Sämtliche Protagonisten haben Ecken und Kanten, niemand ist "einfarbig" (also NUR gut oder NUR böse); auch Ruth hat ihre Fehler, aber auch ihre Stärken - und so ist es auch bei allen anderen Figuren. Johannes ist ein typisches Muttersöhnchen, das Beziehungen lieber beendet, statt an ihnen zu arbeiten. Lukas ist ein junger Rebell, der aber auch seine Grenzen kennt und Mutter gern um Geld anbettelt. Und Ruth ist eine Frau, die am Scheitern ihrer Ehe knabbert und viel zu lange braucht, um sich wieder einer Beziehung zu öffnen - aber sie ist auch Tochter und Schwester und Mutter - alles in einem.

Ein Buch, das nicht nur den "Fall" ansich löst, sondern auch das Drumrum sehr schön erzählt. Einer der seltenen Fälle, bei denen ich es nicht nervig finde, dass es ein Serienauftakt ist. Von mir deshalb volle fünf Sterne und eine Leseempfehlung!

Kommentare

Judith Arendt kommentierte am 29. Januar 2014 um 10:39

Danke, danke, danke für die supertolle Bewertung! Im Übrigen darf ich mir eine Bemerkung zum Thema Serienauftakt aus der Sicht des Autors erlauben.

Natürlich kommt es vor, dass man einen Krimi schreibt, der dann so gut ankommt, dass der Verlag gleich damit weitermachen möchte und so das erste Buch "unfreiwillig" zum Serienauftakt wird. Häufiger ist der Fall, dass der Verlag unbedingt nach einer Serie sucht - weil der Großteil der Krimileser Serien bevorzugt. Wenn man das als Autor weiß, ist es beim Schreiben so gut wie unmöglich zu verschleiern, dass es der Auftakt zu einer Serie ist. Man legt ja alles auf eine lange Entwicklung an, und das merken die Leser natürlich...

Aber wie gesagt: manche schätzen das, andere eben nicht. Ich bin froh, dass es dich bei "Unschuldslamm" nicht gestört hat! LG, Judith

Leia Walsh kommentierte am 29. Januar 2014 um 10:59

Nichts zu danken - ist meine ehrliche und ureigenste Meinung!

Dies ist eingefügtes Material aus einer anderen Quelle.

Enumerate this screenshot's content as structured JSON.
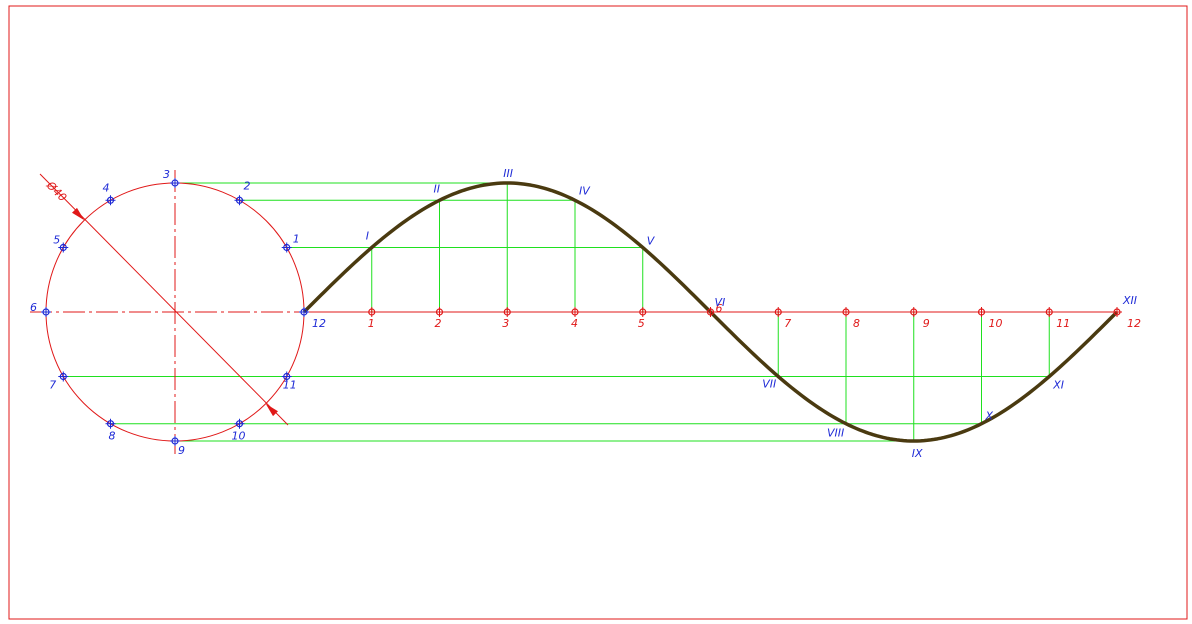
{
  "colors": {
    "frame": "#e01818",
    "circle": "#e01818",
    "axis": "#e01818",
    "projection": "#1fe01f",
    "curve": "#4a3a10",
    "circle_label": "#1f2bd6",
    "axis_label": "#e01818",
    "curve_label": "#1f2bd6"
  },
  "dimension": {
    "text": "Ø40"
  },
  "circle_points": [
    {
      "label": "1"
    },
    {
      "label": "2"
    },
    {
      "label": "3"
    },
    {
      "label": "4"
    },
    {
      "label": "5"
    },
    {
      "label": "6"
    },
    {
      "label": "7"
    },
    {
      "label": "8"
    },
    {
      "label": "9"
    },
    {
      "label": "10"
    },
    {
      "label": "11"
    },
    {
      "label": "12"
    }
  ],
  "axis_points": [
    {
      "label": "1"
    },
    {
      "label": "2"
    },
    {
      "label": "3"
    },
    {
      "label": "4"
    },
    {
      "label": "5"
    },
    {
      "label": "6"
    },
    {
      "label": "7"
    },
    {
      "label": "8"
    },
    {
      "label": "9"
    },
    {
      "label": "10"
    },
    {
      "label": "11"
    },
    {
      "label": "12"
    }
  ],
  "curve_points": [
    {
      "label": "I"
    },
    {
      "label": "II"
    },
    {
      "label": "III"
    },
    {
      "label": "IV"
    },
    {
      "label": "V"
    },
    {
      "label": "VI"
    },
    {
      "label": "VII"
    },
    {
      "label": "VIII"
    },
    {
      "label": "IX"
    },
    {
      "label": "X"
    },
    {
      "label": "XI"
    },
    {
      "label": "XII"
    }
  ]
}
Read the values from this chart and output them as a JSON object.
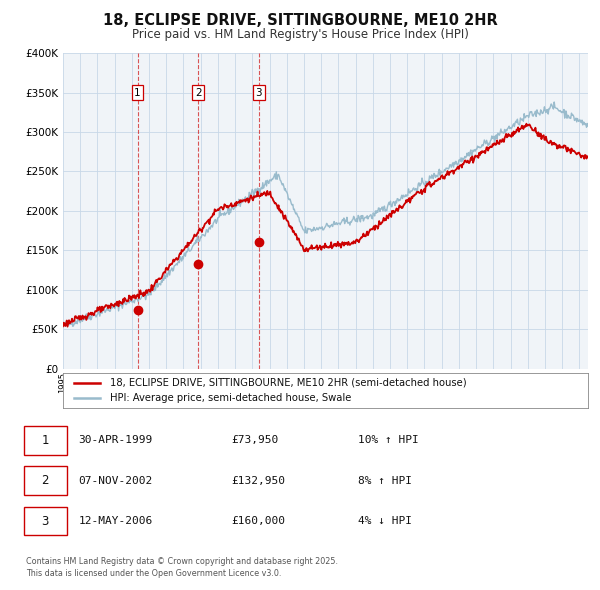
{
  "title": "18, ECLIPSE DRIVE, SITTINGBOURNE, ME10 2HR",
  "subtitle": "Price paid vs. HM Land Registry's House Price Index (HPI)",
  "title_fontsize": 10.5,
  "subtitle_fontsize": 8.5,
  "property_label": "18, ECLIPSE DRIVE, SITTINGBOURNE, ME10 2HR (semi-detached house)",
  "hpi_label": "HPI: Average price, semi-detached house, Swale",
  "property_color": "#cc0000",
  "hpi_color": "#99bbcc",
  "sale_marker_color": "#cc0000",
  "vline_color": "#cc0000",
  "ylim": [
    0,
    400000
  ],
  "yticks": [
    0,
    50000,
    100000,
    150000,
    200000,
    250000,
    300000,
    350000,
    400000
  ],
  "sales": [
    {
      "label": "1",
      "date_num": 1999.33,
      "price": 73950,
      "date_str": "30-APR-1999",
      "pct": "10%",
      "dir": "↑"
    },
    {
      "label": "2",
      "date_num": 2002.85,
      "price": 132950,
      "date_str": "07-NOV-2002",
      "pct": "8%",
      "dir": "↑"
    },
    {
      "label": "3",
      "date_num": 2006.37,
      "price": 160000,
      "date_str": "12-MAY-2006",
      "pct": "4%",
      "dir": "↓"
    }
  ],
  "footnote1": "Contains HM Land Registry data © Crown copyright and database right 2025.",
  "footnote2": "This data is licensed under the Open Government Licence v3.0.",
  "background_color": "#f0f4f8",
  "grid_color": "#c8d8e8",
  "xmin": 1995.0,
  "xmax": 2025.5,
  "row_data": [
    [
      "1",
      "30-APR-1999",
      "£73,950",
      "10% ↑ HPI"
    ],
    [
      "2",
      "07-NOV-2002",
      "£132,950",
      "8% ↑ HPI"
    ],
    [
      "3",
      "12-MAY-2006",
      "£160,000",
      "4% ↓ HPI"
    ]
  ]
}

Verlage sind manchmal ganz schön dumm. Die wollen Leser binden, schon klar. Aber sie vergessen, dass der Leser meist mündig ist und selbst entscheidet. Vor allem vergessen sie, dass irgendwann Teil 7 herauskommt und nicht alle neuen Leser die ersten sechs Bände kaufen wollen. Die wenigsten Serien kann man ja "durcheinander" lesen.

Ich persönlich flattere gern wie ein Schmetterling durch die Bücherwelt. Mal da, mal dort - gern auch öfter ein/e bestimmte/r Autor/in, aber eben freiwillig. Da sind Serien oftmals kontraproduktiv und ich fühle mich bevormundet und weigere mich.

Aber es gibt auch Ausnahmen. Ruth z.B. hast Du so toll angelegt, dass der Leser nicht unbedingt weiterlesen MUSS, aber KANN und DARF (also in weiteren Bänden). Kein dramatischer Cliffhanger am Ende, das ist gut!

Solange die Bücher in sich abgeschlossen sind, das Privatleben weiter Nebenschauplatz bleibt, bin ich persönlich zufrieden. Aber es gibt auch genug Leser, die das komplexer haben wollen - und das ist doch gut so.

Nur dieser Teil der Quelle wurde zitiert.